Javier habló en voz baja, se dio media vuelta y, con la mirada perdida, caminó hacia el ascensor.

Mateo se quedó pensativo y siguió con la mirada su espalda.

En sus ojos oscuros se notaban sentimientos encontrados:

—Parece que aún no se rinde.

Entendí a qué se refería: a la terquedad de Javier y a lo que aún le quedaba en la memoria.

Me volteé hacia Mateo y hablé en serio:

—Que no se rinda es asunto suyo.

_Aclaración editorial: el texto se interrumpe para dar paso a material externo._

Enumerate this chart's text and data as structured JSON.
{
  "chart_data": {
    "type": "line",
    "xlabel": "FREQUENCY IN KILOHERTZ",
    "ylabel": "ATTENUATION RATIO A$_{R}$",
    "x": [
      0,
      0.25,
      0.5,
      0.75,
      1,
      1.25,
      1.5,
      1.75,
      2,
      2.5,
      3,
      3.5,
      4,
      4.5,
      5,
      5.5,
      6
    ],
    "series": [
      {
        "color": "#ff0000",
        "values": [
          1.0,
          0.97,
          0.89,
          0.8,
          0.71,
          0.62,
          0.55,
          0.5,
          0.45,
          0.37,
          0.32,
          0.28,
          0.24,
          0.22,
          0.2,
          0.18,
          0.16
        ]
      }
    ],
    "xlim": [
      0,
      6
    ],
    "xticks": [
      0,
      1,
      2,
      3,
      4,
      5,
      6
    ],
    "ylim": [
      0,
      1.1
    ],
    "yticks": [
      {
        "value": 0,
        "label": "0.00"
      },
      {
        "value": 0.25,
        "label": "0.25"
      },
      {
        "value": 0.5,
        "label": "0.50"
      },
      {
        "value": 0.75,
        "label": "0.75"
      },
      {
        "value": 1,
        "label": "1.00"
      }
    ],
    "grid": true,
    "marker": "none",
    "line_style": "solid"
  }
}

Yo te quiero a ti, y solo a ti.

Mateo sonrió mientras me acariciaba la cabeza, aunque no parecía contento del todo.

En el fondo, siempre cargaba una preocupación.

Al final, aún no había recuperado esos recuerdos de la infancia, y eso lo tenía inquieto.

Carlos nos miró a los dos por un rato, se acercó, y en voz baja dijo:

—Aurora, hay algo que quería preguntarte.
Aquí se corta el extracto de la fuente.